Он бережно взял его, расправил — вот она, накладная на мясопродукты, полученные Пастуховым в «Зеленодолье». На ней подпись Балакина. Быков уже помнил те номера накладных, что зафиксировала ГАИ, — это была та самая накладная.
Когда процессуальные формальности были закончены, полковник направился к генералу с двумя представлениями — о прекращении уголовного преследования и немедленном освобождении гражданина Пастухова Б. В и об аресте гражданина В. Н. Киреева, производстве обыска в его квартире и объявлении его самого во всесоюзный розыск.
XXV
Разрешения на внеочередное приобретение винно-водочных изделий на имя Лидии Сергеевны Киреевой и на имена подставных лиц выписывал именно Квакин.

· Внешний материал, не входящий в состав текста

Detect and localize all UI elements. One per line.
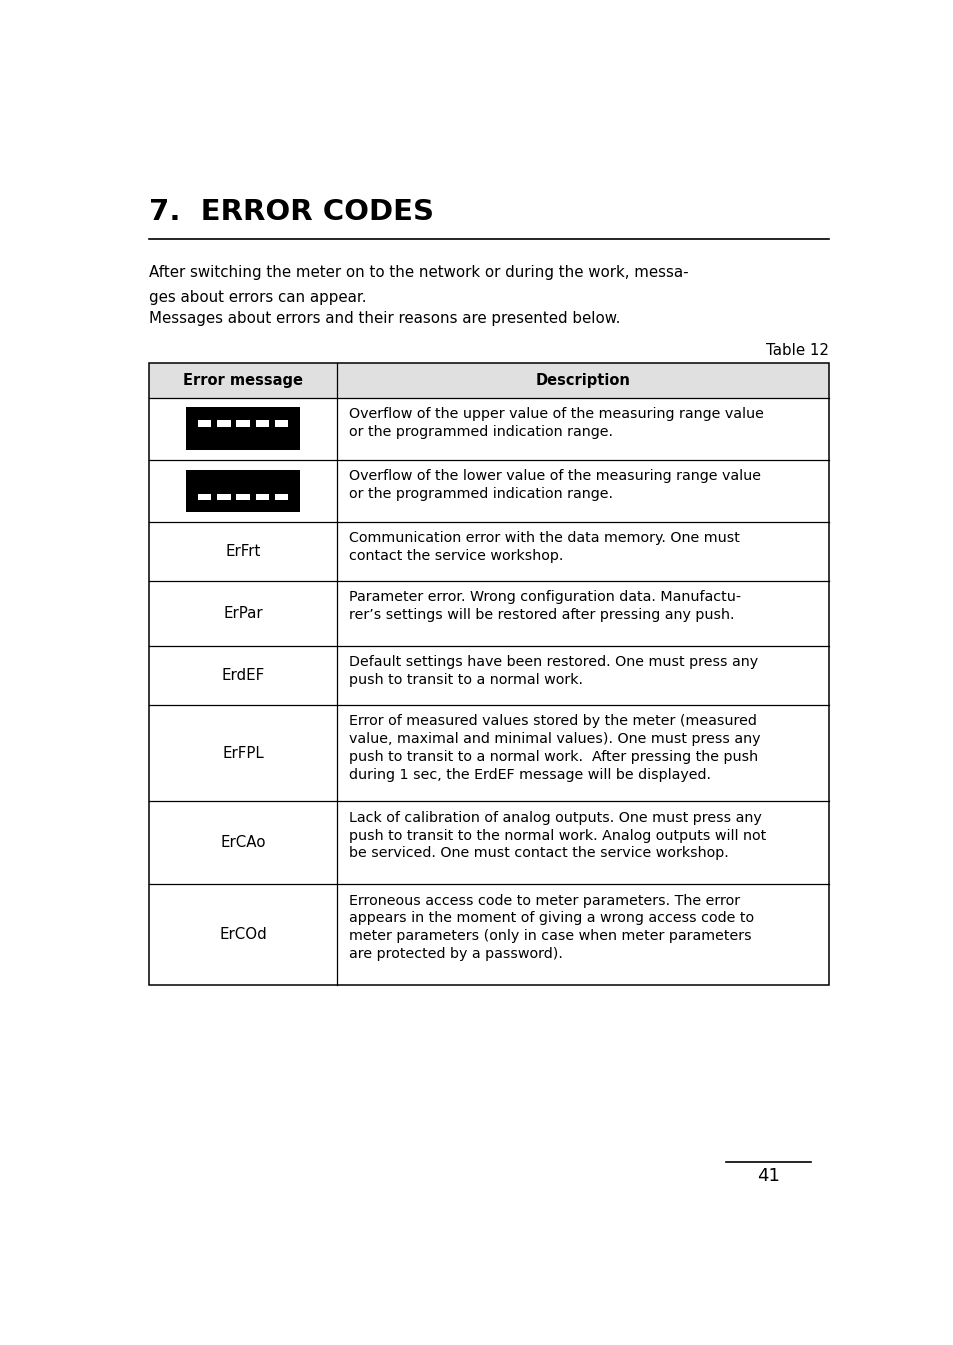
Text: Error of measured values stored by the meter (measured
value, maximal and minima: Error of measured values stored by the m… <box>349 714 760 781</box>
Text: ErCAo: ErCAo <box>220 835 266 850</box>
Text: Parameter error. Wrong configuration data. Manufactu-
rer’s settings will be res: Parameter error. Wrong configuration dat… <box>349 590 740 621</box>
Bar <box>186 408 300 449</box>
Text: Overflow of the lower value of the measuring range value
or the programmed indic: Overflow of the lower value of the measu… <box>349 469 760 500</box>
Text: ErFrt: ErFrt <box>225 543 260 558</box>
Text: Erroneous access code to meter parameters. The error
appears in the moment of gi: Erroneous access code to meter parameter… <box>349 893 754 962</box>
Bar <box>217 494 231 500</box>
Text: ErPar: ErPar <box>223 607 263 621</box>
Text: 7.  ERROR CODES: 7. ERROR CODES <box>149 198 434 226</box>
Bar <box>274 494 288 500</box>
Bar <box>274 421 288 426</box>
Text: Messages about errors and their reasons are presented below.: Messages about errors and their reasons … <box>149 311 619 325</box>
Bar <box>149 363 828 985</box>
Text: ErCOd: ErCOd <box>219 927 267 941</box>
Bar <box>255 494 269 500</box>
Text: Description: Description <box>536 373 630 387</box>
Bar <box>255 421 269 426</box>
Bar <box>236 421 250 426</box>
Bar <box>149 363 828 398</box>
Text: Overflow of the upper value of the measuring range value
or the programmed indic: Overflow of the upper value of the measu… <box>349 406 763 438</box>
Text: Communication error with the data memory. One must
contact the service workshop.: Communication error with the data memory… <box>349 531 740 564</box>
Text: ErFPL: ErFPL <box>222 745 264 761</box>
Text: Default settings have been restored. One must press any
push to transit to a nor: Default settings have been restored. One… <box>349 655 758 687</box>
Bar <box>217 421 231 426</box>
Text: 41: 41 <box>756 1167 779 1185</box>
Text: Table 12: Table 12 <box>765 343 828 358</box>
Bar <box>236 494 250 500</box>
Bar <box>198 494 211 500</box>
Text: Error message: Error message <box>183 373 303 387</box>
Text: ges about errors can appear.: ges about errors can appear. <box>149 289 366 305</box>
Text: After switching the meter on to the network or during the work, messa-: After switching the meter on to the netw… <box>149 265 688 280</box>
Bar <box>198 421 211 426</box>
Text: Lack of calibration of analog outputs. One must press any
push to transit to the: Lack of calibration of analog outputs. O… <box>349 811 765 861</box>
Text: ErdEF: ErdEF <box>221 668 264 683</box>
Bar <box>186 469 300 512</box>
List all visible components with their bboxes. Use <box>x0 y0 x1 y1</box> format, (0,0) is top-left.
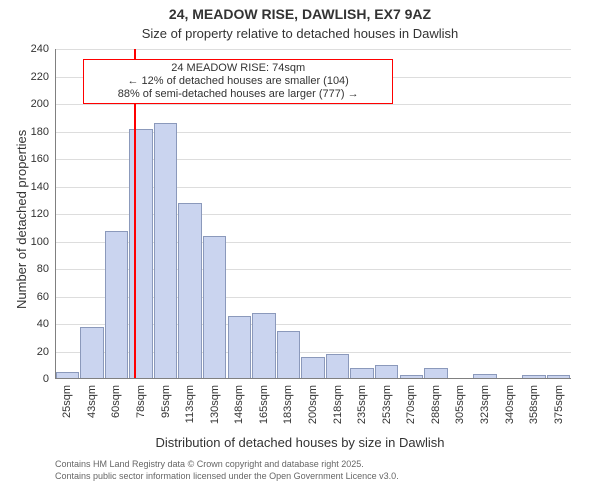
bar <box>326 354 349 379</box>
xtick-label: 218sqm <box>332 385 344 424</box>
ytick-label: 20 <box>37 346 49 358</box>
xtick-label: 25sqm <box>61 385 73 418</box>
ytick-label: 220 <box>31 71 49 83</box>
bar <box>252 313 275 379</box>
ytick-label: 200 <box>31 98 49 110</box>
x-axis-label: Distribution of detached houses by size … <box>0 435 600 450</box>
bar <box>277 331 300 379</box>
xtick-label: 165sqm <box>258 385 270 424</box>
bar <box>203 236 226 379</box>
bar <box>154 123 177 379</box>
plot-area: 02040608010012014016018020022024025sqm43… <box>55 49 571 379</box>
xtick-label: 305sqm <box>454 385 466 424</box>
gridline <box>55 49 571 50</box>
callout-line1: 24 MEADOW RISE: 74sqm <box>88 62 388 75</box>
xtick-label: 323sqm <box>479 385 491 424</box>
chart-root: 24, MEADOW RISE, DAWLISH, EX7 9AZ Size o… <box>0 0 600 500</box>
xtick-label: 43sqm <box>86 385 98 418</box>
callout-box: 24 MEADOW RISE: 74sqm← 12% of detached h… <box>83 59 393 105</box>
ytick-label: 160 <box>31 153 49 165</box>
ytick-label: 240 <box>31 43 49 55</box>
chart-title-line2: Size of property relative to detached ho… <box>0 26 600 41</box>
bar <box>129 129 152 379</box>
ytick-label: 40 <box>37 318 49 330</box>
y-axis-label: Number of detached properties <box>14 130 29 309</box>
bar <box>375 365 398 379</box>
ytick-label: 140 <box>31 181 49 193</box>
y-axis-line <box>55 49 56 379</box>
xtick-label: 130sqm <box>209 385 221 424</box>
ytick-label: 80 <box>37 263 49 275</box>
xtick-label: 78sqm <box>135 385 147 418</box>
xtick-label: 148sqm <box>233 385 245 424</box>
callout-line2: ← 12% of detached houses are smaller (10… <box>88 75 388 88</box>
chart-title-line1: 24, MEADOW RISE, DAWLISH, EX7 9AZ <box>0 6 600 22</box>
xtick-label: 340sqm <box>504 385 516 424</box>
xtick-label: 375sqm <box>553 385 565 424</box>
xtick-label: 60sqm <box>110 385 122 418</box>
xtick-label: 270sqm <box>405 385 417 424</box>
xtick-label: 183sqm <box>282 385 294 424</box>
xtick-label: 113sqm <box>184 385 196 423</box>
xtick-label: 200sqm <box>307 385 319 424</box>
xtick-label: 95sqm <box>160 385 172 418</box>
bar <box>178 203 201 379</box>
ytick-label: 60 <box>37 291 49 303</box>
bar <box>80 327 103 379</box>
bar <box>228 316 251 379</box>
xtick-label: 253sqm <box>381 385 393 424</box>
ytick-label: 0 <box>43 373 49 385</box>
ytick-label: 100 <box>31 236 49 248</box>
ytick-label: 120 <box>31 208 49 220</box>
ytick-label: 180 <box>31 126 49 138</box>
attribution-line2: Contains public sector information licen… <box>55 471 399 481</box>
xtick-label: 235sqm <box>356 385 368 424</box>
x-axis-line <box>55 378 571 379</box>
attribution-line1: Contains HM Land Registry data © Crown c… <box>55 459 364 469</box>
bar <box>301 357 324 379</box>
xtick-label: 288sqm <box>430 385 442 424</box>
callout-line3: 88% of semi-detached houses are larger (… <box>88 88 388 101</box>
xtick-label: 358sqm <box>528 385 540 424</box>
bar <box>105 231 128 380</box>
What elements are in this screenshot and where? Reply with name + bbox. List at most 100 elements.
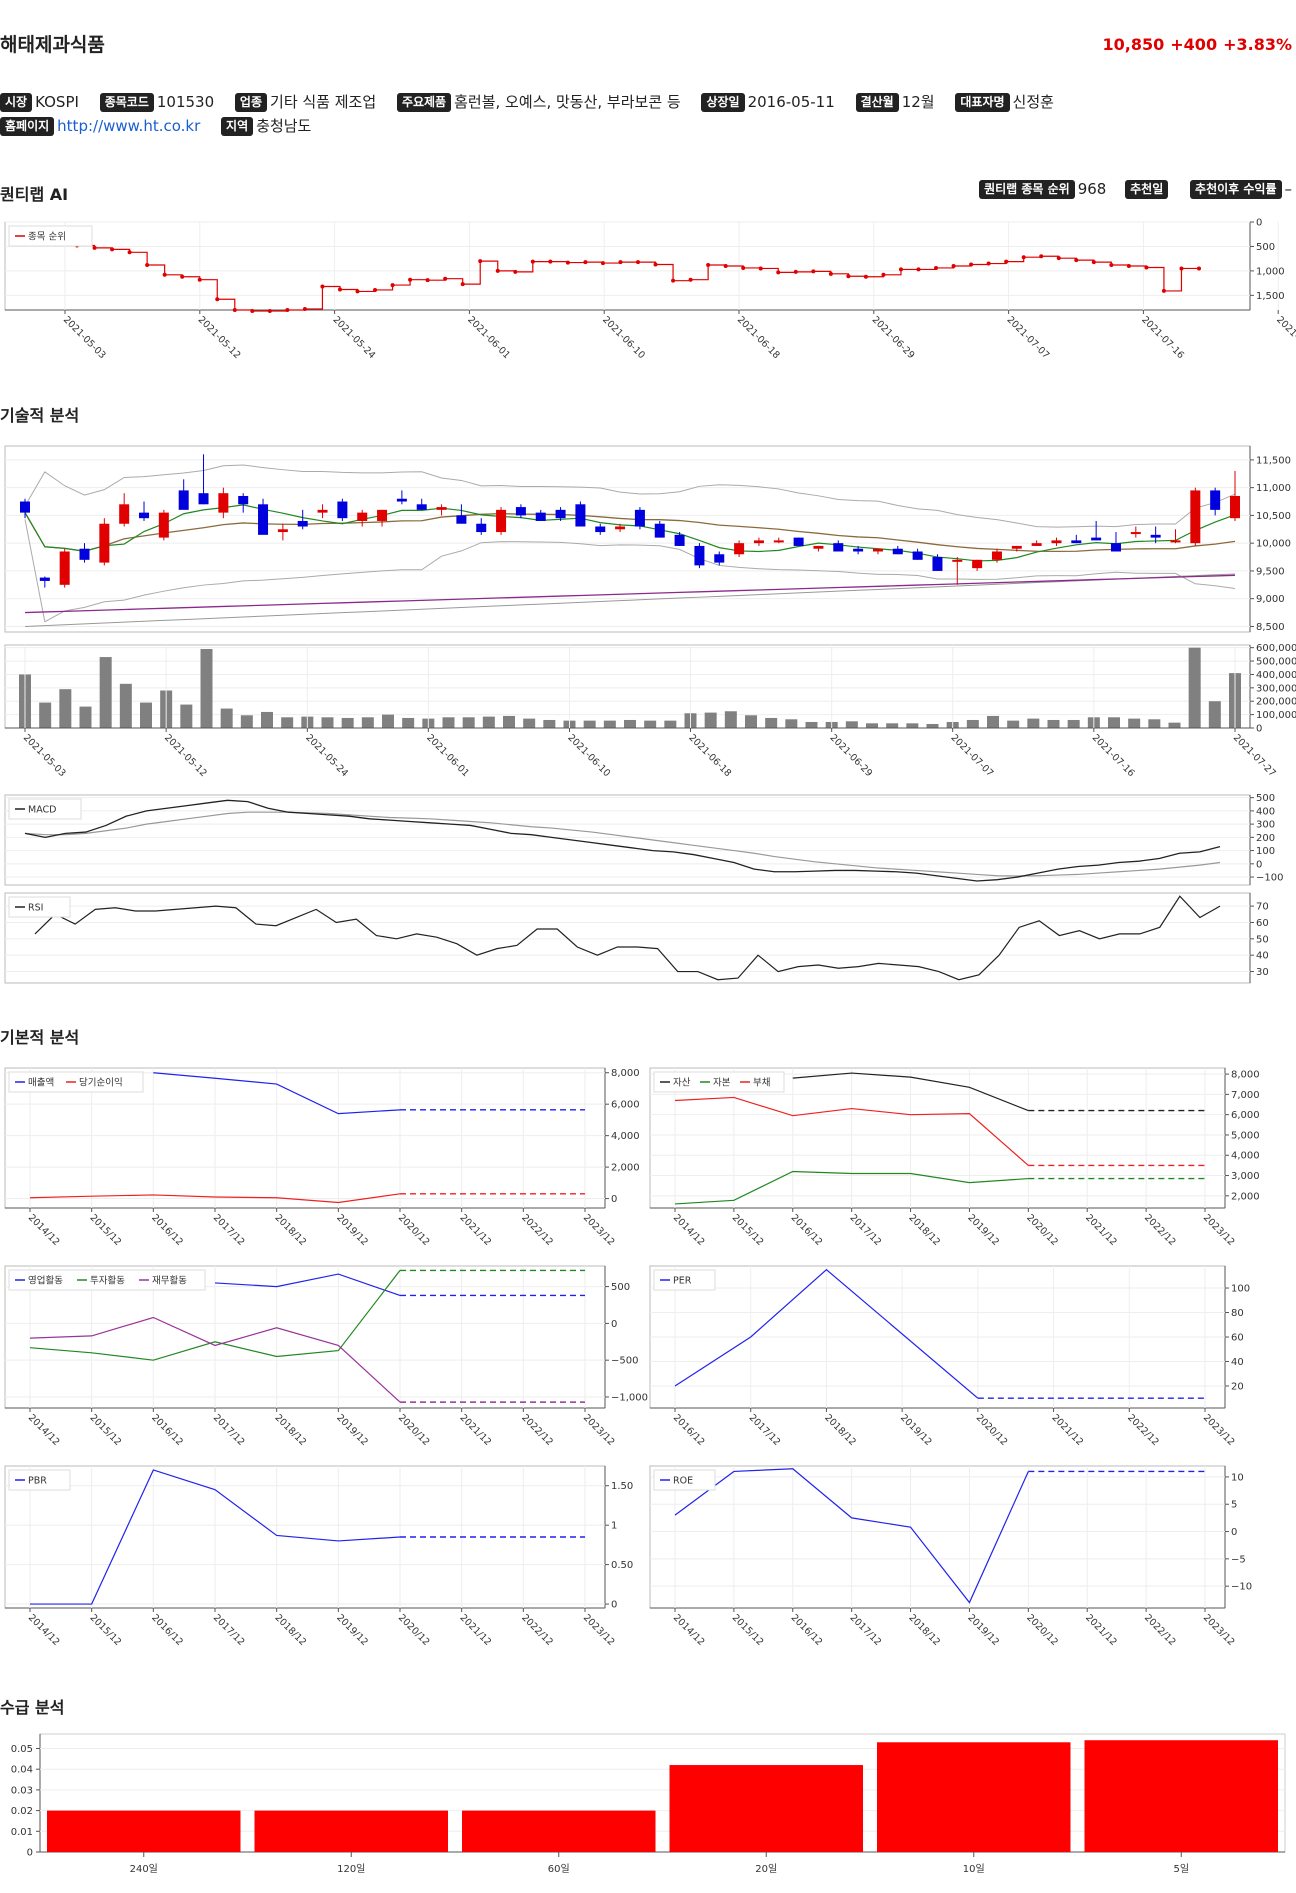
rank-chart-point	[846, 274, 851, 279]
rsi-chart-y-tick-label: 60	[1256, 918, 1269, 929]
macd-chart-y-tick-label: 200	[1256, 833, 1275, 844]
volume-chart-bar	[220, 708, 233, 728]
market-badge: 시장	[0, 93, 33, 112]
cashflow-chart-x-tick-label: 2016/12	[149, 1412, 185, 1448]
candle-chart-candle	[238, 495, 249, 505]
rank-chart-point	[934, 265, 939, 270]
candle-chart-ma-60	[24, 574, 1236, 614]
candle-chart-candle	[258, 504, 269, 535]
candle-chart-candle	[396, 498, 407, 502]
sales-chart-x-tick-label: 2022/12	[519, 1212, 555, 1248]
candle-chart-candle	[1230, 495, 1240, 519]
balance-chart-legend-label: 부채	[753, 1078, 770, 1089]
macd-chart-macd-line	[24, 799, 1221, 882]
balance-chart-x-tick-label: 2017/12	[848, 1212, 884, 1248]
section-ai-title: 퀀티랩 AI	[0, 185, 69, 204]
candle-chart-candle	[357, 512, 368, 521]
volume-chart-bar	[240, 715, 253, 728]
cashflow-chart-x-tick-label: 2017/12	[211, 1412, 247, 1448]
rsi-chart-y-tick-label: 70	[1256, 902, 1269, 913]
sales-chart-y-tick-label: 0	[611, 1194, 617, 1205]
pbr-chart-x-tick-label: 2018/12	[273, 1612, 309, 1648]
rank-chart-point	[723, 264, 728, 268]
volume-chart-bar	[724, 711, 737, 728]
per-chart-legend-label: PER	[673, 1276, 692, 1287]
pbr-chart-series-0-line	[30, 1469, 401, 1605]
rank-chart-point	[1056, 256, 1061, 261]
rank-chart-point	[250, 308, 255, 313]
macd-chart-y-tick-label: 500	[1256, 793, 1275, 804]
supply-chart-x-tick-label: 240일	[130, 1863, 158, 1875]
supply-chart-y-tick-label: 0.03	[11, 1785, 33, 1796]
homepage-link[interactable]: http://www.ht.co.kr	[57, 117, 201, 135]
roe-chart-y-tick-label: 10	[1231, 1472, 1244, 1483]
balance-chart-x-tick-label: 2019/12	[965, 1212, 1001, 1248]
macd-chart-y-tick-label: 400	[1256, 806, 1275, 817]
per-chart-x-tick-label: 2023/12	[1201, 1412, 1237, 1448]
region-badge: 지역	[221, 117, 254, 136]
volume-chart-x-tick-label: 2021-07-07	[949, 732, 996, 779]
rank-chart-x-tick-label: 2021-07-07	[1004, 314, 1051, 361]
supply-chart-bar	[1084, 1740, 1278, 1852]
rank-chart-point	[478, 259, 483, 264]
volume-chart-y-tick-label: 100,000	[1256, 710, 1296, 721]
cashflow-chart-legend-label: 재무활동	[152, 1275, 187, 1287]
rank-chart-point	[495, 268, 500, 273]
rank-chart-point	[127, 250, 132, 255]
supply-chart-x-tick-label: 20일	[755, 1863, 777, 1875]
volume-chart-x-tick-label: 2021-06-10	[565, 732, 612, 779]
rank-chart-y-tick-label: 0	[1256, 218, 1262, 229]
candle-chart-candle	[853, 548, 864, 552]
volume-chart-bar	[482, 716, 495, 728]
roe-chart-x-tick-label: 2016/12	[789, 1612, 825, 1648]
pbr-chart-y-tick-label: 0.50	[611, 1560, 633, 1571]
candle-chart-candle	[99, 523, 110, 563]
macd-chart-y-tick-label: 100	[1256, 846, 1275, 857]
pbr-chart-x-tick-label: 2015/12	[88, 1612, 124, 1648]
per-chart-y-tick-label: 60	[1231, 1333, 1244, 1344]
pbr-chart-x-tick-label: 2021/12	[458, 1612, 494, 1648]
section-supply-title: 수급 분석	[0, 1698, 65, 1717]
candle-chart-candle	[575, 504, 586, 527]
rank-chart-y-tick-label: 500	[1256, 242, 1275, 253]
pbr-chart-y-tick-label: 1	[611, 1521, 617, 1532]
volume-chart-bar	[402, 717, 415, 728]
candle-chart-candle	[178, 490, 189, 510]
balance-chart-x-tick-label: 2022/12	[1142, 1212, 1178, 1248]
rank-chart-point	[408, 277, 413, 282]
pbr-chart-y-tick-label: 0	[611, 1600, 617, 1611]
info-row-2: 홈페이지 http://www.ht.co.kr 지역 충청남도	[0, 114, 327, 138]
rank-chart-legend-box	[8, 225, 93, 247]
rsi-chart-plot-area	[4, 892, 1251, 984]
supply-chart-bar	[47, 1810, 241, 1852]
candle-chart-y-tick-label: 10,000	[1256, 539, 1291, 550]
per-chart-x-tick-label: 2018/12	[822, 1412, 858, 1448]
sales-chart-x-tick-label: 2019/12	[334, 1212, 370, 1248]
candle-chart-candle	[991, 551, 1002, 560]
rank-chart-point	[811, 269, 816, 274]
roe-chart-x-tick-label: 2014/12	[671, 1612, 707, 1648]
rank-chart-point	[1021, 255, 1026, 260]
rec-return-badge: 추천이후 수익률	[1190, 180, 1282, 199]
sales-chart-x-tick-label: 2021/12	[458, 1212, 494, 1248]
per-chart-x-tick-label: 2022/12	[1125, 1412, 1161, 1448]
sales-chart-x-tick-label: 2023/12	[581, 1212, 617, 1248]
roe-chart-x-tick-label: 2018/12	[906, 1612, 942, 1648]
volume-chart-bar	[281, 717, 294, 728]
volume-chart-bar	[462, 717, 475, 728]
pbr-chart-x-tick-label: 2014/12	[26, 1612, 62, 1648]
volume-chart-bar	[1208, 701, 1221, 728]
rank-chart-point	[741, 265, 746, 270]
rank-chart-x-tick-label: 2021-07-16	[1139, 314, 1186, 361]
rank-chart-point	[986, 261, 991, 266]
sales-chart-y-tick-label: 8,000	[611, 1068, 640, 1079]
rank-chart-x-tick-label: 2021-05-03	[61, 314, 108, 361]
volume-chart-bar	[119, 683, 132, 728]
rsi-chart-legend-box	[8, 896, 71, 918]
candle-chart-candle	[1110, 543, 1121, 552]
roe-chart-x-tick-label: 2020/12	[1024, 1612, 1060, 1648]
candle-chart-y-tick-label: 11,000	[1256, 483, 1291, 494]
roe-chart-x-tick-label: 2023/12	[1201, 1612, 1237, 1648]
rank-chart-point	[162, 272, 167, 277]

Разговор Павлова с Квакиным шел тяжело, ведь, помимо махинаций с водкой, прокурор должен был выявить целый ряд должностных преступлений Квакина, так или иначе связанных с делом Киреева. ОБХСС уже представил свои материалы.
«Так злоупотреблять, — думал Александр Павлович, — можно либо надеясь на крепкую поддержку «сверху», как это бывало еще недавно, либо за большие деньги. Киреев как раз и располагает такими деньгами».
Квакин держался, однако, свободно. У него находился ответ на каждый вопрос прокурора.
— На каком основании вы предоставили Кирееву помещение для кафе вопреки решению общего собрания пайщиков ЖСК?
— Я не предоставлял помещение. Исполком утверждает. Но я скажу. Потребности дня — в расширении узких мест с общественным питанием — вот причина.
— Почему же вы позволили именно Кирееву открыть кафе? Не было других претендентов? Вот заявления с предложением открыть кондитерскую и пиццерию.
— Он инвалид второй группы, к тому же предприимчивый человек, можно сказать, человек новой формации, — важно ответил Квакин.
— У вас были основания считать Киреева предприимчивым человеком? Вы сталкивались и до открытия кафе?
— Я хорошо чувствую людей. Моя служба…
После долгого утомительного разговора о пресловутой «киреевской» квартире в ЖСК, когда Квакин, подобно остальным заинтересованным лицам, упирал на альтруизм, Александр Павлович выложил перед ним разрешения на приобретение водки.